Example: Drawing balls from a box without replacement (3/3)

If you paid close attention, in all our examples, the conditioning we did followed the causal links. For instance, we wrote \(p(R_2|B_1 I)\) for the probability of getting a red ball in the second draw after observing the blue ball in the first draw. However, conditioning on stuff does not have to follow causal links. It is legitimate to ask what the probability of a blue ball is in the first draw, given that you have observed that the result of the second draw is a red ball. I visualize the situation in the following graph:

Show code cell source Hide code cell source

gu4 = Digraph('Urn4')
gu4.node('reds', label='# red balls', style='filled')
gu4.node('blues', label='# blue balls', style='filled')
gu4.node('first', label='1st draw')
gu4.node('second', label='2nd draw', style='filled')
gu4.edge('reds', 'first')
gu4.edge('blues', 'first')
gu4.edge('first', 'second')
gu4.edge('reds', 'second')
gu4.edge('blues', 'second')
gu4.render('urn4_graph', format='png')
gu4

You can write down the mathematical expression \(p(B_1|R_2, I)\). It does not mean that \(R_2\) is causing \(B_1\). What happens here is that observing \(R_2\) changes your state of knowledge about \(B_1\). It is an example of information flowing in the reverse order of a causal link and a quintessential example of the inverse problem. Let’s solve it analytically:

\[\begin{split} \begin{split} p(B_1|R_2,I) &= \frac{p(B_1,R_2|I)}{p(R_2|I)}\\ &= \frac{\frac{4}{15}}{0.6}\\ &\approx 0.44. \end{split} \end{split}\]

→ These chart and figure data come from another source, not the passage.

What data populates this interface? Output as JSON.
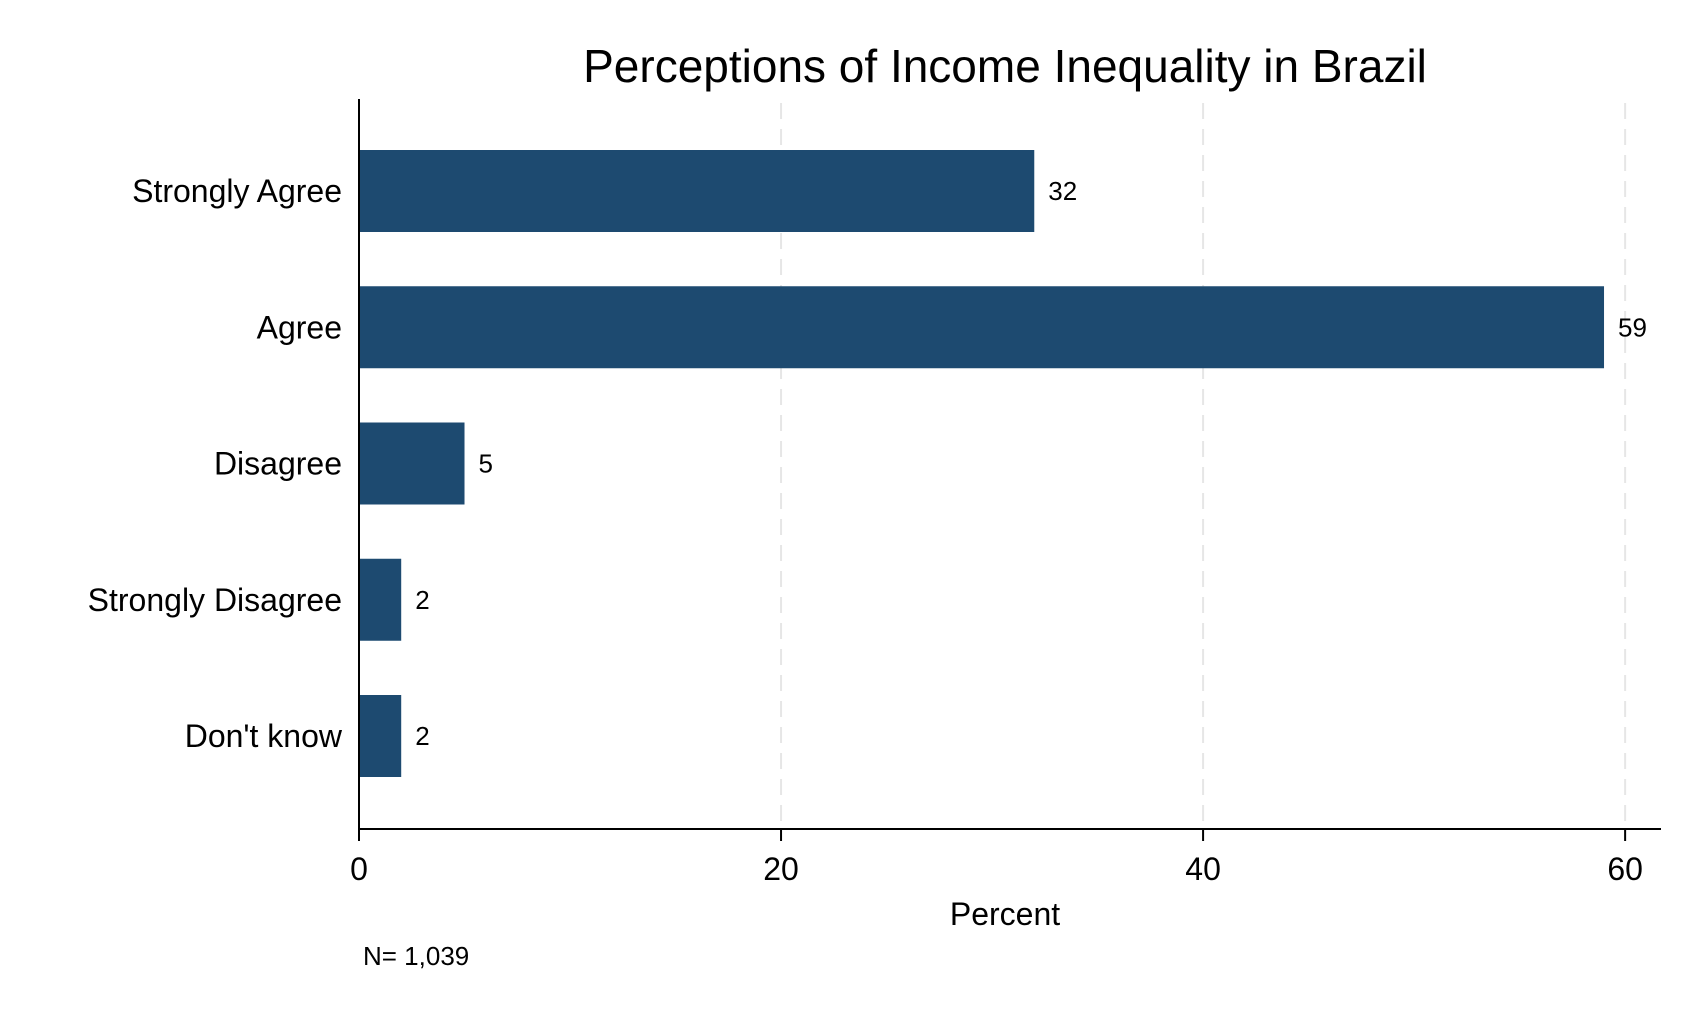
{
  "chart_data": {
    "type": "bar",
    "orientation": "horizontal",
    "title": "Perceptions of Income Inequality in Brazil",
    "xlabel": "Percent",
    "ylabel": "",
    "categories": [
      "Strongly Agree",
      "Agree",
      "Disagree",
      "Strongly Disagree",
      "Don't know"
    ],
    "values": [
      32,
      59,
      5,
      2,
      2
    ],
    "data_labels": [
      "32",
      "59",
      "5",
      "2",
      "2"
    ],
    "xlim": [
      0,
      61.7
    ],
    "xticks": [
      0,
      20,
      40,
      60
    ],
    "xtick_labels": [
      "0",
      "20",
      "40",
      "60"
    ],
    "grid": "vertical dashed",
    "bar_color": "#1d4a70",
    "grid_color": "#e6e6e6",
    "note": "N= 1,039"
  }
}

The probability is greater than that of drawing a blue ball in the first place, \(p(B_1|I) = 0.4\). Does this make sense? Yes, it does! Here is what you should think:

• You draw a ball without seeing it and put it in a box.

• You draw the second ball, and you see that it is a red one.

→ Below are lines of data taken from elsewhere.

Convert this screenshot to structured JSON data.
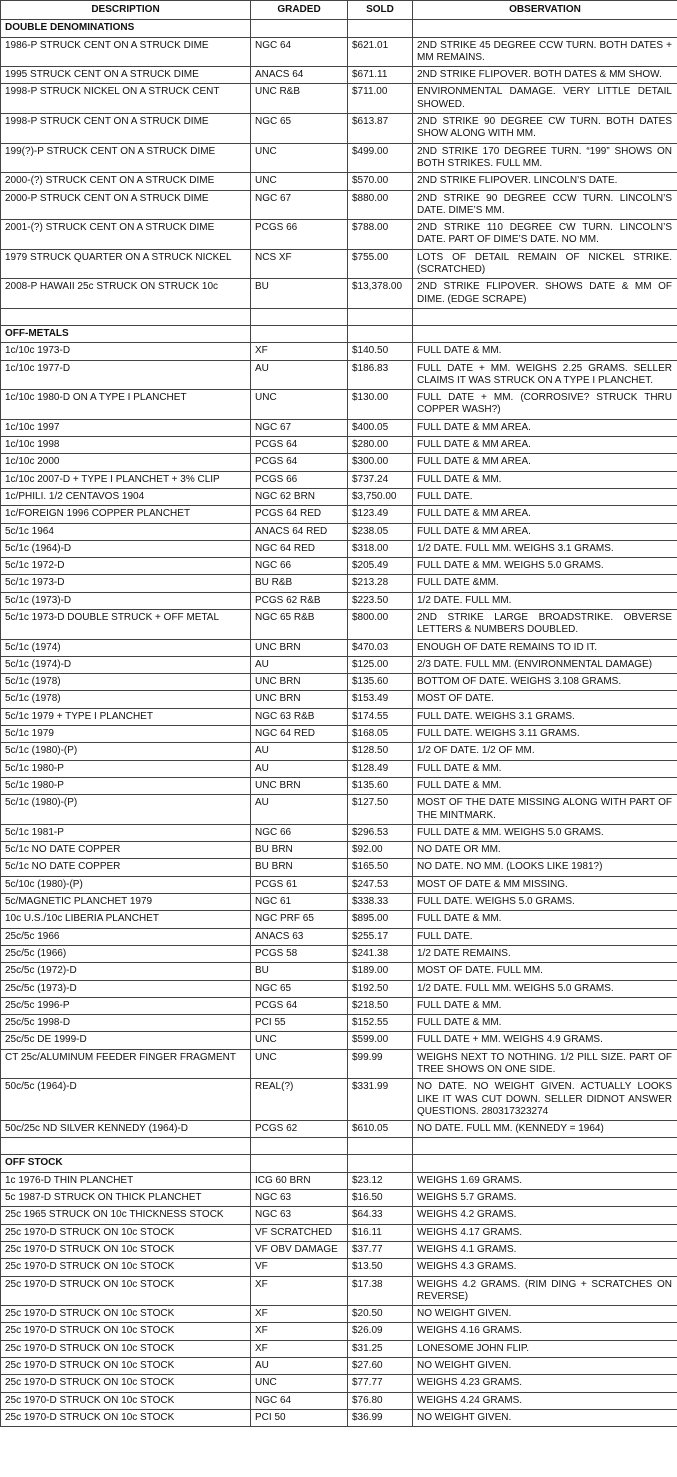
{
  "headers": [
    "DESCRIPTION",
    "GRADED",
    "SOLD",
    "OBSERVATION"
  ],
  "sections": [
    {
      "title": "DOUBLE DENOMINATIONS",
      "rows": [
        [
          "1986-P STRUCK CENT ON A STRUCK DIME",
          "NGC 64",
          "$621.01",
          "2ND STRIKE 45 DEGREE CCW TURN. BOTH DATES + MM REMAINS."
        ],
        [
          "1995 STRUCK CENT ON A STRUCK DIME",
          "ANACS 64",
          "$671.11",
          "2ND STRIKE FLIPOVER. BOTH DATES & MM SHOW."
        ],
        [
          "1998-P STRUCK NICKEL ON A STRUCK CENT",
          "UNC  R&B",
          "$711.00",
          "ENVIRONMENTAL DAMAGE. VERY LITTLE DETAIL SHOWED."
        ],
        [
          "1998-P STRUCK CENT ON A STRUCK DIME",
          "NGC 65",
          "$613.87",
          "2ND STRIKE 90 DEGREE CW TURN. BOTH DATES SHOW ALONG WITH  MM."
        ],
        [
          "199(?)-P STRUCK CENT ON A STRUCK DIME",
          "UNC",
          "$499.00",
          "2ND STRIKE 170 DEGREE TURN. “199” SHOWS ON BOTH STRIKES. FULL MM."
        ],
        [
          "2000-(?) STRUCK CENT ON A STRUCK DIME",
          "UNC",
          "$570.00",
          "2ND STRIKE FLIPOVER. LINCOLN’S DATE."
        ],
        [
          "2000-P STRUCK CENT ON A STRUCK DIME",
          "NGC 67",
          "$880.00",
          "2ND STRIKE 90 DEGREE CCW TURN. LINCOLN’S DATE. DIME’S MM."
        ],
        [
          "2001-(?) STRUCK CENT ON A STRUCK DIME",
          "PCGS 66",
          "$788.00",
          "2ND STRIKE 110 DEGREE CW TURN. LINCOLN’S DATE. PART OF DIME’S DATE. NO MM."
        ],
        [
          "1979 STRUCK QUARTER ON A STRUCK NICKEL",
          "NCS XF",
          "$755.00",
          "LOTS OF DETAIL REMAIN OF NICKEL STRIKE. (SCRATCHED)"
        ],
        [
          "2008-P HAWAII 25c STRUCK ON STRUCK 10c",
          "BU",
          "$13,378.00",
          "2ND STRIKE FLIPOVER. SHOWS DATE & MM OF DIME. (EDGE SCRAPE)"
        ]
      ]
    },
    {
      "title": "OFF-METALS",
      "rows": [
        [
          "1c/10c 1973-D",
          "XF",
          "$140.50",
          "FULL DATE & MM."
        ],
        [
          "1c/10c 1977-D",
          "AU",
          "$186.83",
          "FULL DATE + MM. WEIGHS 2.25 GRAMS. SELLER CLAIMS IT WAS STRUCK ON A TYPE I PLANCHET."
        ],
        [
          "1c/10c 1980-D ON A TYPE I PLANCHET",
          "UNC",
          "$130.00",
          "FULL DATE + MM. (CORROSIVE? STRUCK THRU COPPER WASH?)"
        ],
        [
          "1c/10c 1997",
          "NGC 67",
          "$400.05",
          "FULL DATE & MM AREA."
        ],
        [
          "1c/10c 1998",
          "PCGS 64",
          "$280.00",
          "FULL DATE & MM AREA."
        ],
        [
          "1c/10c 2000",
          "PCGS 64",
          "$300.00",
          "FULL DATE & MM AREA."
        ],
        [
          "1c/10c 2007-D + TYPE I PLANCHET + 3% CLIP",
          "PCGS 66",
          "$737.24",
          "FULL DATE & MM."
        ],
        [
          "1c/PHILI. 1/2 CENTAVOS 1904",
          "NGC 62 BRN",
          "$3,750.00",
          "FULL DATE."
        ],
        [
          "1c/FOREIGN 1996 COPPER PLANCHET",
          "PCGS 64 RED",
          "$123.49",
          "FULL DATE & MM AREA."
        ],
        [
          "5c/1c 1964",
          "ANACS 64 RED",
          "$238.05",
          "FULL DATE & MM AREA."
        ],
        [
          "5c/1c (1964)-D",
          "NGC 64 RED",
          "$318.00",
          "1/2 DATE. FULL MM. WEIGHS 3.1 GRAMS."
        ],
        [
          "5c/1c 1972-D",
          "NGC 66",
          "$205.49",
          "FULL DATE & MM. WEIGHS 5.0 GRAMS."
        ],
        [
          "5c/1c 1973-D",
          "BU R&B",
          "$213.28",
          "FULL DATE &MM."
        ],
        [
          "5c/1c (1973)-D",
          "PCGS 62 R&B",
          "$223.50",
          "1/2 DATE. FULL MM."
        ],
        [
          "5c/1c 1973-D DOUBLE STRUCK + OFF METAL",
          "NGC 65 R&B",
          "$800.00",
          "2ND STRIKE LARGE BROADSTRIKE. OBVERSE LETTERS & NUMBERS DOUBLED."
        ],
        [
          "5c/1c (1974)",
          "UNC BRN",
          "$470.03",
          "ENOUGH OF DATE REMAINS TO ID IT."
        ],
        [
          "5c/1c (1974)-D",
          "AU",
          "$125.00",
          "2/3 DATE. FULL MM. (ENVIRONMENTAL DAMAGE)"
        ],
        [
          "5c/1c (1978)",
          "UNC BRN",
          "$135.60",
          "BOTTOM OF DATE. WEIGHS 3.108 GRAMS."
        ],
        [
          "5c/1c (1978)",
          "UNC BRN",
          "$153.49",
          "MOST OF DATE."
        ],
        [
          "5c/1c 1979 + TYPE I PLANCHET",
          "NGC 63 R&B",
          "$174.55",
          "FULL DATE. WEIGHS 3.1 GRAMS."
        ],
        [
          "5c/1c 1979",
          "NGC 64 RED",
          "$168.05",
          "FULL DATE. WEIGHS 3.11 GRAMS."
        ],
        [
          "5c/1c (1980)-(P)",
          "AU",
          "$128.50",
          "1/2 OF DATE. 1/2 OF MM."
        ],
        [
          "5c/1c 1980-P",
          "AU",
          "$128.49",
          "FULL DATE & MM."
        ],
        [
          "5c/1c 1980-P",
          "UNC BRN",
          "$135.60",
          "FULL DATE & MM."
        ],
        [
          "5c/1c (1980)-(P)",
          "AU",
          "$127.50",
          "MOST OF THE DATE MISSING ALONG WITH PART OF THE MINTMARK."
        ],
        [
          "5c/1c 1981-P",
          "NGC 66",
          "$296.53",
          "FULL DATE & MM. WEIGHS 5.0 GRAMS."
        ],
        [
          "5c/1c NO DATE COPPER",
          "BU BRN",
          "$92.00",
          "NO DATE OR MM."
        ],
        [
          "5c/1c NO DATE COPPER",
          "BU BRN",
          "$165.50",
          "NO DATE. NO MM. (LOOKS LIKE 1981?)"
        ],
        [
          "5c/10c (1980)-(P)",
          "PCGS 61",
          "$247.53",
          "MOST OF DATE & MM MISSING."
        ],
        [
          "5c/MAGNETIC PLANCHET 1979",
          "NGC 61",
          "$338.33",
          "FULL DATE. WEIGHS 5.0 GRAMS."
        ],
        [
          "10c U.S./10c LIBERIA PLANCHET",
          "NGC PRF 65",
          "$895.00",
          "FULL DATE & MM."
        ],
        [
          "25c/5c 1966",
          "ANACS 63",
          "$255.17",
          "FULL DATE."
        ],
        [
          "25c/5c (1966)",
          "PCGS 58",
          "$241.38",
          "1/2 DATE REMAINS."
        ],
        [
          "25c/5c (1972)-D",
          "BU",
          "$189.00",
          "MOST OF DATE. FULL MM."
        ],
        [
          "25c/5c (1973)-D",
          "NGC 65",
          "$192.50",
          "1/2 DATE. FULL MM. WEIGHS 5.0 GRAMS."
        ],
        [
          "25c/5c 1996-P",
          "PCGS 64",
          "$218.50",
          "FULL DATE & MM."
        ],
        [
          "25c/5c 1998-D",
          "PCI 55",
          "$152.55",
          "FULL DATE & MM."
        ],
        [
          "25c/5c DE 1999-D",
          "UNC",
          "$599.00",
          "FULL DATE + MM. WEIGHS 4.9 GRAMS."
        ],
        [
          "CT 25c/ALUMINUM FEEDER FINGER FRAGMENT",
          "UNC",
          "$99.99",
          "WEIGHS NEXT TO NOTHING. 1/2 PILL SIZE. PART OF TREE SHOWS ON ONE SIDE."
        ],
        [
          "50c/5c (1964)-D",
          "REAL(?)",
          "$331.99",
          "NO DATE. NO WEIGHT GIVEN. ACTUALLY LOOKS LIKE IT WAS CUT DOWN. SELLER DIDNOT ANSWER QUESTIONS. 280317323274"
        ],
        [
          "50c/25c ND SILVER KENNEDY (1964)-D",
          "PCGS 62",
          "$610.05",
          "NO DATE. FULL MM. (KENNEDY = 1964)"
        ]
      ]
    },
    {
      "title": "OFF STOCK",
      "rows": [
        [
          "1c 1976-D THIN PLANCHET",
          "ICG 60 BRN",
          "$23.12",
          "WEIGHS 1.69 GRAMS."
        ],
        [
          "5c 1987-D STRUCK ON THICK PLANCHET",
          "NGC 63",
          "$16.50",
          "WEIGHS 5.7 GRAMS."
        ],
        [
          "25c 1965 STRUCK ON 10c THICKNESS STOCK",
          "NGC 63",
          "$64.33",
          "WEIGHS 4.2 GRAMS."
        ],
        [
          "25c 1970-D STRUCK ON 10c STOCK",
          "VF SCRATCHED",
          "$16.11",
          "WEIGHS 4.17 GRAMS."
        ],
        [
          "25c 1970-D STRUCK ON 10c STOCK",
          "VF OBV DAMAGE",
          "$37.77",
          "WEIGHS 4.1 GRAMS."
        ],
        [
          "25c 1970-D STRUCK ON 10c STOCK",
          "VF",
          "$13.50",
          "WEIGHS 4.3 GRAMS."
        ],
        [
          "25c 1970-D STRUCK ON 10c STOCK",
          "XF",
          "$17.38",
          "WEIGHS 4.2 GRAMS. (RIM DING + SCRATCHES ON REVERSE)"
        ],
        [
          "25c 1970-D STRUCK ON 10c STOCK",
          "XF",
          "$20.50",
          "NO WEIGHT GIVEN."
        ],
        [
          "25c 1970-D STRUCK ON 10c STOCK",
          "XF",
          "$26.09",
          "WEIGHS 4.16 GRAMS."
        ],
        [
          "25c 1970-D STRUCK ON 10c STOCK",
          "XF",
          "$31.25",
          "LONESOME JOHN FLIP."
        ],
        [
          "25c 1970-D STRUCK ON 10c STOCK",
          "AU",
          "$27.60",
          "NO WEIGHT GIVEN."
        ],
        [
          "25c 1970-D STRUCK ON 10c STOCK",
          "UNC",
          "$77.77",
          "WEIGHS 4.23 GRAMS."
        ],
        [
          "25c 1970-D STRUCK ON 10c STOCK",
          "NGC 64",
          "$76.80",
          "WEIGHS 4.24 GRAMS."
        ],
        [
          "25c 1970-D STRUCK ON 10c STOCK",
          "PCI 50",
          "$36.99",
          "NO WEIGHT GIVEN."
        ]
      ]
    }
  ]
}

• This means you did not pick this red ball in the first draw.

• So, it is as if, in the first draw, you had one less red to worry about, which increases the probability of a blue.

• So, it is as if you had five red balls and four blue balls, giving you a probability of blue \(\frac{4}{9}\approx 0.44\).

It is amazing! It agrees perfectly with the prediction of the product rule. Recall that one of our desiderata is that if you compute something in two different ways, you should get the same result. You can rest assured that it is impossible to get the wrong answer as soon as you use the product rule, the sum rule, and logic.